En la catástrofe del Prestige estuvieron limpiando las playas. En el accidente de Angrois, socorriendo a los heridos. En las tragedias siempre aparecen héroes anónimos. También los hubo en el infausto domingo en el que una ola de incendios se llevó la vida de tres personas. En múltiples localidades, con las llamas próximas a las casas, los vecinos se organizaron para combatir el fuego. Poco más se podía hacer en un ambiente irrespirable, con las viviendas sumergidas en humo.

Fue en este escenario en el que se vivieron escenas de pánico ante el avance incontrolable de las llamas. También en las carreteras cercadas. La A-52 y la AG-57 estuvieron cortadas a causa del humo atrapando a los vehículos en un prolongado atasco. Un caos.
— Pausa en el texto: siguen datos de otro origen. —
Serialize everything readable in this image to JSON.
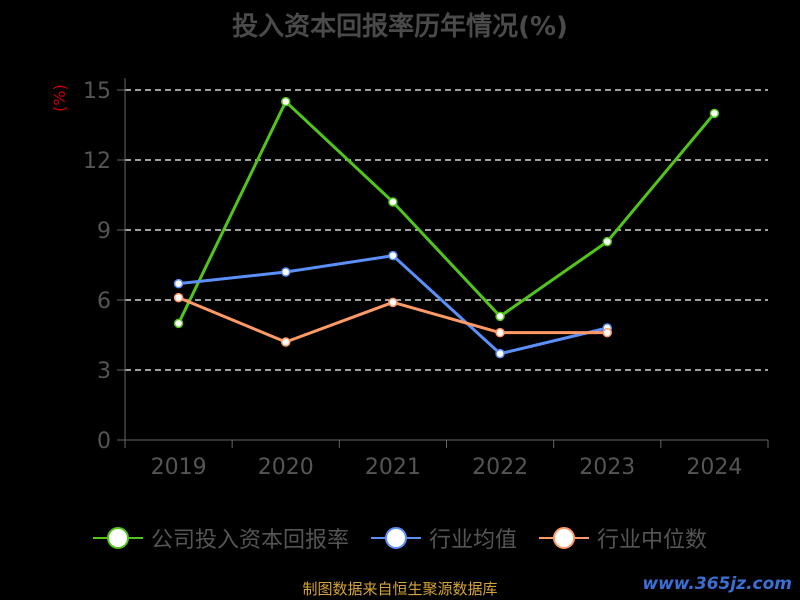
{
  "source_note": "制图数据来自恒生聚源数据库",
  "watermark": "www.365jz.com",
  "chart_data": {
    "type": "line",
    "title": "投入资本回报率历年情况(%)",
    "ylabel": "(%)",
    "xlabel": "",
    "categories": [
      "2019",
      "2020",
      "2021",
      "2022",
      "2023",
      "2024"
    ],
    "ylim": [
      0,
      15
    ],
    "yticks": [
      0,
      3,
      6,
      9,
      12,
      15
    ],
    "grid": true,
    "legend_position": "bottom",
    "series": [
      {
        "name": "公司投入资本回报率",
        "color": "#52c41a",
        "values": [
          5.0,
          14.5,
          10.2,
          5.3,
          8.5,
          14.0
        ]
      },
      {
        "name": "行业均值",
        "color": "#5b8ff9",
        "values": [
          6.7,
          7.2,
          7.9,
          3.7,
          4.8,
          null
        ]
      },
      {
        "name": "行业中位数",
        "color": "#ff9966",
        "values": [
          6.1,
          4.2,
          5.9,
          4.6,
          4.6,
          null
        ]
      }
    ]
  }
}
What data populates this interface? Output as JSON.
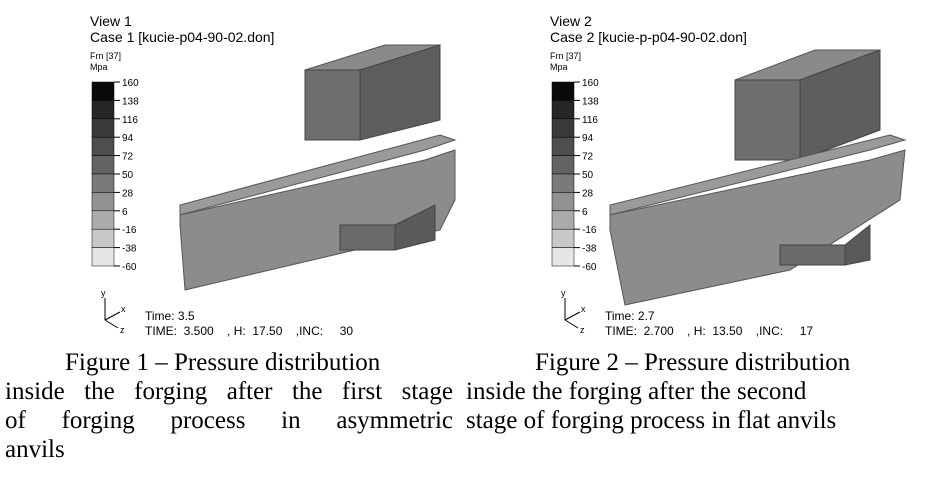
{
  "figures": [
    {
      "view": "View 1",
      "case": "Case 1  [kucie-p04-90-02.don]",
      "legend_title": [
        "Frn [37]",
        "Mpa"
      ],
      "legend_values": [
        160,
        138,
        116,
        94,
        72,
        50,
        28,
        6,
        -16,
        -38,
        -60
      ],
      "axes": [
        "y",
        "x",
        "z"
      ],
      "time": "Time: 3.5",
      "time_line": "TIME:  3.500    , H:  17.50    ,INC:     30",
      "caption_lines": [
        "Figure 1 – Pressure distribution",
        "inside the forging after the first stage",
        "of forging process in asymmetric",
        "anvils"
      ]
    },
    {
      "view": "View 2",
      "case": "Case 2  [kucie-p-p04-90-02.don]",
      "legend_title": [
        "Frn [37]",
        "Mpa"
      ],
      "legend_values": [
        160,
        138,
        116,
        94,
        72,
        50,
        28,
        6,
        -16,
        -38,
        -60
      ],
      "axes": [
        "y",
        "x",
        "z"
      ],
      "time": "Time: 2.7",
      "time_line": "TIME:  2.700    , H:  13.50    ,INC:     17",
      "caption_lines": [
        "Figure 2 – Pressure distribution",
        "inside the forging after the second",
        "stage of forging process in flat anvils"
      ]
    }
  ]
}
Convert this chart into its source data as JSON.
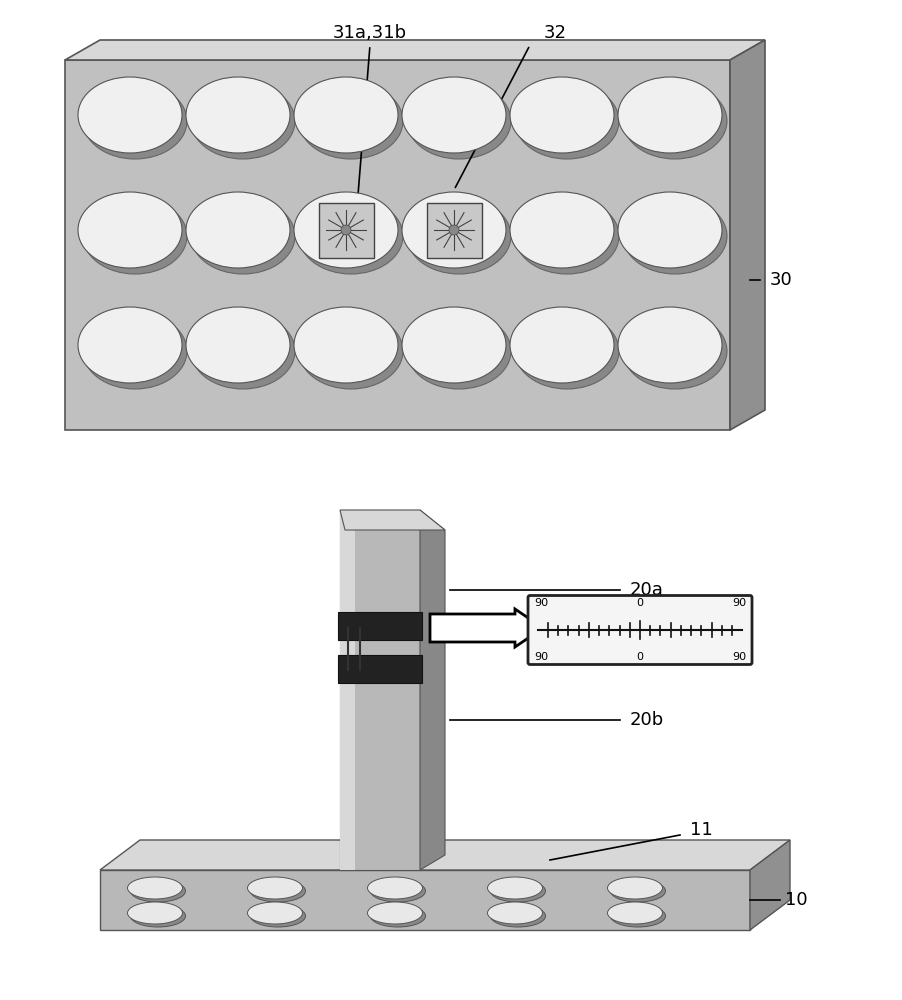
{
  "bg_color": "#ffffff",
  "panel_color": "#c0c0c0",
  "panel_dark": "#909090",
  "panel_light": "#d8d8d8",
  "hole_color": "#e8e8e8",
  "hole_shadow": "#888888",
  "post_color": "#b8b8b8",
  "post_dark": "#888888",
  "post_light": "#d8d8d8",
  "base_color": "#b8b8b8",
  "base_dark": "#888888",
  "clamp_color": "#a0a0a0",
  "labels": {
    "31ab": "31a,31b",
    "32": "32",
    "30": "30",
    "20a": "20a",
    "20b": "20b",
    "11": "11",
    "10": "10"
  },
  "scale_numbers": [
    "90",
    "0",
    "90",
    "90",
    "0",
    "90"
  ]
}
El fuego se acercó a las viviendas y los vecinos se acercaron al fuego. Estaban peleando en plena madrugada. “Hoy no dormiremos y mañana... veremos”, decía un vecino de Baiona en declaraciones a La Sexta tras regar el tejado de su casa, que continuaba en peligro. Del Parador de la turística villa, que fue desalojado, salieron los extintores que intentaban frenar las llamas que se acercaban al inmueble.

Una imagen de una cadena humana por la que circulaban cubos de agua en Valadares (Vigo) se popularizó en las redes sociales. El mismo comportamiento en la ciudad olívica, cuando las llamas entraban al casco urbano por Navia.

Con el operativo contra incendios exigido al máximo, superado por las condiciones climatológicas, los propios ciudadanos combatían el fuego que amenazaba la ciudad olívica y lograron sofocar uno de los focos registrado en el Parque do Castro. La solidaridad llegó también de municipios colindantes, en donde ciudadanos se movilizaron para ayudar a las tareas de extinción.